Actually we Fijians are obsessed with sizes. The bigger the better. Big cars, big houses, big fridges, big TVs – everything big. Corporates play on this ‘big’ obession of ours big time. Big shopping complexes tenanting the same bloody shops 10 minutes away, bigger cinemas screens, big new food franchise from over the seas that everyone will pay $20/meal deal for but would complain when the local lovo guy puts his price up from $8 to $10 a serve.
Press Releases announcing ‘big’ building and development blue prints and 4-lane roads, turn people on here. Announce a small cafe opening up in Martintar – who gives a fuck. Review it, a badly designed building with poor ventilation & shitty parking – so what. Will have to cut down 50-year old trees to make way for the civil machinery and equipment – just do it. As long it’s ‘big’, it’s good.
Telecommunication companies throw ‘Double Ups’ and ‘Triple Ups’ on the weekends that causes servo stations to jamb up near the cashier. Burger joints offer double fish patties for limited time only, driving families to race in to try their ‘biig begger‘. Big Win Promotions are waved under your noses in supermarkets – where should I ever ‘win big’, I shall give the money back to them to clean the 5-year dust buildup on their shelves as my contribution to fellow countrymen.
Unfortunately though our obsession of big, doesn’t extend to women on this islands. Especially for our desi indo men. It was some 6 months since I got back when I went on date to a newly opened then popular bar in Nadi with this banker guy. 2 drinks later, this fellow slowly starts with ‘you’re a great girl’… while it’s not me who thinks like this but a lot of Indian men might get put off by…your weight. But not me. I’m just telling you so you can do something about it. You’ve been with me for while, dear reader so you know I don’t get insults. Till 5 hours later. Yes I’m slow like that. In this case, I even offered to drop my insulter home who lived in the opposite direction. Only after dropping him off and on my long way home did it hit me that I had just been played the ‘fat’ card!

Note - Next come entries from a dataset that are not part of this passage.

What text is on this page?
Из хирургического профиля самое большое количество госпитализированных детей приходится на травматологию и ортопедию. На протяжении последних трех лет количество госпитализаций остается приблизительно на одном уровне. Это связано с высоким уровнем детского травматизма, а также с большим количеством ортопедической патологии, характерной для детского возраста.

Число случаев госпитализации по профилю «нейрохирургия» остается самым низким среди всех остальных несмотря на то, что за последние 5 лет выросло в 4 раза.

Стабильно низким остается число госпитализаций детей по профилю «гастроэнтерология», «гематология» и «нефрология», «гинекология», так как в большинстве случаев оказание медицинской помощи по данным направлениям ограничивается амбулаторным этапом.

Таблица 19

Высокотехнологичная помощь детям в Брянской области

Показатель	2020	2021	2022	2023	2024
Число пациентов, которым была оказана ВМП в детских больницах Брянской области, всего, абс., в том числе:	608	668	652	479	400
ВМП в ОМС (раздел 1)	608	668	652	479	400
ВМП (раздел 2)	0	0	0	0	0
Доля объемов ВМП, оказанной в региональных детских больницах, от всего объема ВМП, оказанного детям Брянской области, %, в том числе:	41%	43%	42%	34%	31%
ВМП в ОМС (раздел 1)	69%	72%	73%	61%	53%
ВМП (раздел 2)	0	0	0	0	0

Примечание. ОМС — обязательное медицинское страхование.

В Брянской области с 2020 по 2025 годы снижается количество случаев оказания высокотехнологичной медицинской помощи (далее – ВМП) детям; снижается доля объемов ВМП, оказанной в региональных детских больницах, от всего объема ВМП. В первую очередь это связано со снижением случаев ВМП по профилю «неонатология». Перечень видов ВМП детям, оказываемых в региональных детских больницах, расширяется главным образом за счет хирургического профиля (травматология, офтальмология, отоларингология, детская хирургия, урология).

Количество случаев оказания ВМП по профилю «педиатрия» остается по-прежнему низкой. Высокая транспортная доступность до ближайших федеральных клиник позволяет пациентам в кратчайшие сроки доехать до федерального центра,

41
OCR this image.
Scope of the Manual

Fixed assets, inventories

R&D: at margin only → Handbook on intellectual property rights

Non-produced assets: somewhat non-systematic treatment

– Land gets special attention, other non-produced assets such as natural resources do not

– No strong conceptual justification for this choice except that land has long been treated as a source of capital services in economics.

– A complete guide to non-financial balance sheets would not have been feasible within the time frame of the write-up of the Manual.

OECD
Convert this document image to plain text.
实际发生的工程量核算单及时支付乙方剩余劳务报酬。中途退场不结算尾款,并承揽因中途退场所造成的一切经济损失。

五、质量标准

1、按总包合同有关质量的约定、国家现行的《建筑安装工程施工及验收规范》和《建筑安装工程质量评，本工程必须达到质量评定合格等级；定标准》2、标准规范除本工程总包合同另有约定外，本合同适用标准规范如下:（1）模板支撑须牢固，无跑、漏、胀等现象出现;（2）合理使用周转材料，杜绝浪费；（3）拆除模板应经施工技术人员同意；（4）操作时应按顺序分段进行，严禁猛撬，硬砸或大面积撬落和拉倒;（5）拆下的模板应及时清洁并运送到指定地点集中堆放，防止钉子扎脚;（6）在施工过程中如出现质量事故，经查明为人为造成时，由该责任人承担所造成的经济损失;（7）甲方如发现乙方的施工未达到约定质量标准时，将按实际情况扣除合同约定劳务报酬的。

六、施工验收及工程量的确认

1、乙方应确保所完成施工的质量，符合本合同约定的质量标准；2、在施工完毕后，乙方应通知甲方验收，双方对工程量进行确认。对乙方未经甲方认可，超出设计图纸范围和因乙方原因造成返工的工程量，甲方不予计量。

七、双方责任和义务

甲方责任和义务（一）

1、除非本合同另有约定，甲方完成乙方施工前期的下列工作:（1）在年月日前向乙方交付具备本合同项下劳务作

Fijian men’s ‘bigness’ extends as far as their cars. Women – they like tiny. And not tiny as in only in size. Tiny as in quiet. Tiny as in not opinionated. Tiny as in not independent. Tiny as in controllable. Men on this islands don’t see women as a bigger, better extensions to themselves. No. Fijian women to many are still possessions to acquire, own, parade and quash whenever they deem necessary. A ‘woman of size’ is just not yet desirable on this island home of mine.
But with Easter around the corner, how about truly being big men? Like giving your insecurities away to the Easter angels and feeling vulnerable for once? Like downsizing your ego to feel what your heart is really after? Like stopping with the double standards and choosing a ‘woman of size’?
This Easter, let your heart free. Go choose the bigger woman!